Overexpression of ATP sulfurylase in Indian mustard: effects on tolerance and accumulation of twelve metals.

Indian mustard [Brassica juncea (L.) Czern.] transgenics overexpressing ATP sulfurylase (APS plants) were shown previously to have higher levels of total thiols, S, and Se. The present study explores the effect of ATP sulfurylase overexpression on tolerance and accumulation of other metals, both oxyanions and cations, reasoning that some anions may react directly with ATP sulfurylase, while other ions may be bound by its thiol end products. The APS transgenics were compared with wild-type plants with respect to tolerance and accumulation of As, Cd, Cr, Cu, Hg, Mn, Mo, Ni, Pb, V, W, and Zn, supplied individually in agar medium (seedlings) or in hydroponics (mature plants). At the seedling stage, APS transgenics were more tolerant than wild type to As(III), As(V), Cd, Cu, Hg, and Zn, but less tolerant to Mo and V. The APS seedlings had up to 2.5-fold higher shoot concentrations of As(III), As(V), Hg, Mo, Pb, and V, and somewhat lower Cr levels. Mature APS plants contained up to 2.5-fold higher shoot concentrations of Cd, Cr, Cu, Mo, V, and W than wild type. They also contained 1.5- to 2-fold higher levels of the essential elements Fe, Mo, and S in most of the treatments. Mature APS plants showed no differences in metal tolerance compared with the wild type. Overexpression of ATP sulfurylase may be a promising approach to create plants with enhanced phytoextraction capacity for mixtures of metals.
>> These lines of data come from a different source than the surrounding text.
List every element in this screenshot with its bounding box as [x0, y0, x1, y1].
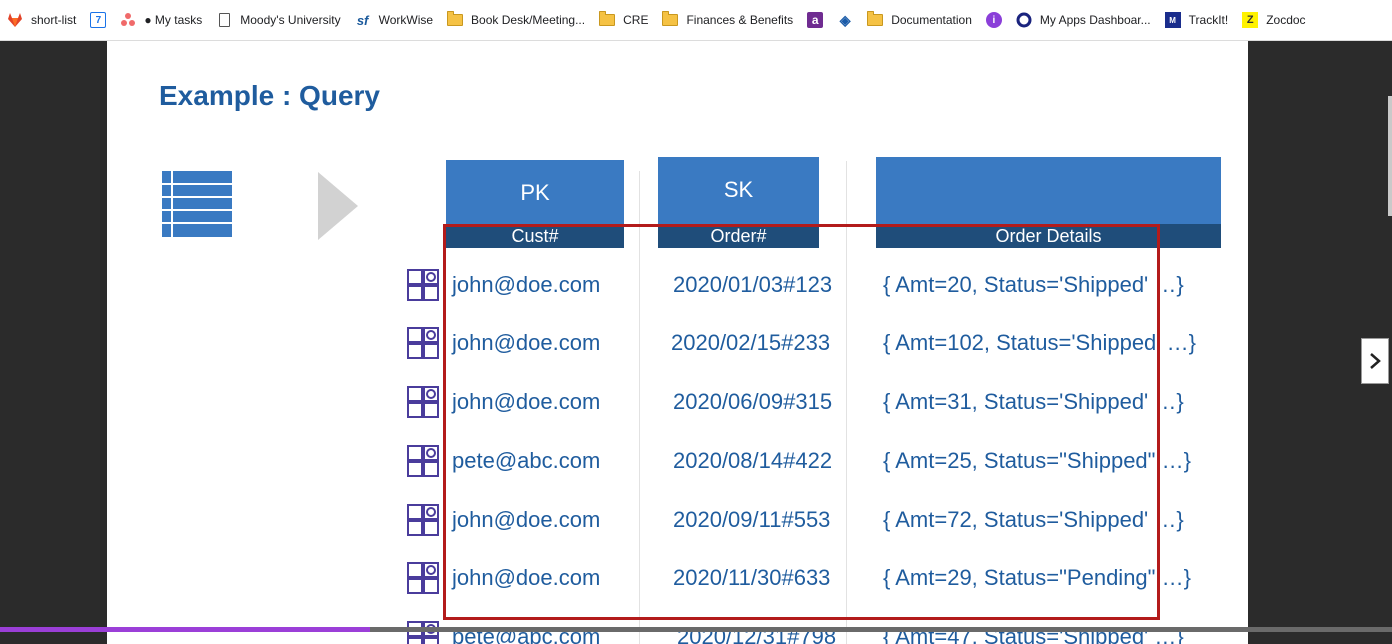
document-icon — [216, 12, 232, 28]
bookmark-book-desk[interactable]: Book Desk/Meeting... — [440, 6, 592, 34]
bookmark-calendar[interactable]: 7 — [83, 6, 113, 34]
folder-icon — [662, 11, 679, 28]
bookmark-label: Book Desk/Meeting... — [471, 13, 586, 27]
sk-header-label: SK — [723, 177, 754, 202]
bookmark-purple-app[interactable]: i — [979, 6, 1009, 34]
bookmark-label: CRE — [623, 13, 649, 27]
calendar-icon: 7 — [90, 12, 107, 28]
bookmark-label: TrackIt! — [1188, 13, 1229, 27]
a-app-icon: a — [807, 12, 824, 28]
salesforce-icon: sf — [356, 12, 369, 28]
pk-header: PK — [446, 160, 624, 224]
bookmark-label: short-list — [31, 13, 77, 27]
bookmark-label: My Apps Dashboar... — [1039, 13, 1151, 27]
left-gutter — [0, 41, 107, 644]
bookmark-zocdoc[interactable]: Z Zocdoc — [1235, 6, 1312, 34]
bookmark-trackit[interactable]: M TrackIt! — [1158, 6, 1236, 34]
bookmark-label: Zocdoc — [1266, 13, 1306, 27]
bookmark-label: WorkWise — [378, 13, 434, 27]
folder-icon — [447, 11, 464, 28]
zocdoc-icon: Z — [1242, 12, 1259, 28]
details-header — [876, 157, 1221, 224]
purple-app-icon: i — [985, 12, 1002, 28]
folder-icon — [867, 11, 884, 28]
gitlab-icon — [7, 12, 23, 28]
table-icon — [162, 171, 232, 237]
bookmark-documentation[interactable]: Documentation — [860, 6, 979, 34]
slide-title: Example : Query — [159, 80, 380, 111]
scrollbar-thumb[interactable] — [1388, 96, 1392, 216]
item-icon — [407, 327, 439, 359]
bookmark-a-app[interactable]: a — [800, 6, 830, 34]
pk-header-label: PK — [520, 180, 550, 205]
asana-icon — [120, 12, 136, 28]
bookmark-my-apps-dashboard[interactable]: My Apps Dashboar... — [1009, 6, 1158, 34]
bookmark-my-tasks[interactable]: ● My tasks — [113, 6, 209, 34]
bookmark-moodys-university[interactable]: Moody's University — [209, 6, 347, 34]
bookmark-cre[interactable]: CRE — [592, 6, 655, 34]
okta-icon — [1016, 12, 1032, 28]
item-icon — [407, 504, 439, 536]
sk-header: SK — [658, 157, 819, 224]
query-highlight-box — [443, 224, 1160, 620]
bookmark-short-list[interactable]: short-list — [0, 6, 83, 34]
next-slide-button[interactable] — [1361, 338, 1389, 384]
bookmark-label: Moody's University — [240, 13, 341, 27]
bookmark-workwise[interactable]: sf WorkWise — [348, 6, 440, 34]
presentation-slide: Example : Query PK Cust# SK Order# Order… — [107, 41, 1248, 644]
bookmarks-bar: short-list 7 ● My tasks Moody's Universi… — [0, 0, 1392, 41]
chase-icon: ◈ — [839, 11, 851, 28]
item-icon — [407, 562, 439, 594]
video-progress-bar[interactable] — [0, 627, 1392, 632]
play-arrow-icon — [318, 172, 358, 240]
chevron-right-icon — [1370, 353, 1381, 369]
progress-track — [370, 627, 1392, 632]
folder-icon — [599, 11, 616, 28]
item-icon — [407, 269, 439, 301]
bookmark-label: ● My tasks — [144, 13, 203, 27]
bookmark-finances-benefits[interactable]: Finances & Benefits — [655, 6, 800, 34]
item-icon — [407, 386, 439, 418]
bookmark-label: Finances & Benefits — [686, 13, 794, 27]
progress-fill — [0, 627, 370, 632]
item-icon — [407, 621, 439, 644]
bookmark-chase[interactable]: ◈ — [830, 6, 860, 34]
bookmark-label: Documentation — [891, 13, 972, 27]
item-icon — [407, 445, 439, 477]
moodys-icon: M — [1164, 12, 1181, 28]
Analysis of transgenic Indian mustard plants for phytoremediation of metal-contaminated mine tailings.

Transgenic Indian mustard [Brassica juncea (L.) Czern.] plants overproducing the enzymes gamma-glutamylcysteine synthetase (ECS) or glutathione synthetase (GS) were shown previously to have increased levels of the metal-binding thiol peptides phytochelatins and glutathione, and enhanced Cd tolerance and accumulation. Furthermore, transgenic Indian mustard plants overexpressing adenosine triphosphate sulfurylase (APS) were shown to have higher levels of glutathione and total thiols. These results were obtained with a solution culture. To better examine the phytoremediation potential of these transgenics, a greenhouse experiment was performed in which the transgenics were grown on metal-contaminated soil collected from a USEPA Superfund site near Leadville, Colorado. A grass mixture used for revegetation of the site was included for comparison. The ECS and GS transgenics accumulated significantly (P < 0.05) more metal in their shoot than wild-type (WT) Indian mustard, while the APS plants did not. Of the six metals tested, the ECS and GS transgenics accumulated 1.5-fold more Cd, and 1.5- to 2-fold more Zn, compared with wild-type Indian mustard. Furthermore, the ECS transgenics accumulated 2.4- to 3-fold more Cr, Cu, and Pb, relative to WT. The grass mixture accumulated significantly less metal than Indian mustard: approximately 2-fold less Cd, Cu, Mn, and Zn, and 5.7-fold less Pb than WT Indian mustard. All transgenics removed significantly more metal from the soil compared with WT Indian mustard or an unplanted control. While WT did not remove more metal than the unplanted control for any of the metals tested, all three types of transgenics significantly reduced the soil metal concentration, and removed between 6% (Zn) and 25% (Cd) of the soil metal. This study is the first to demonstrate enhanced phytoextraction potential of transgenic plants using polluted environmental soil. The results confirm the importance of metal-binding peptides for plant metal accumulation and show that results from hydroponic systems have value as an indicator for phytoremediation potential.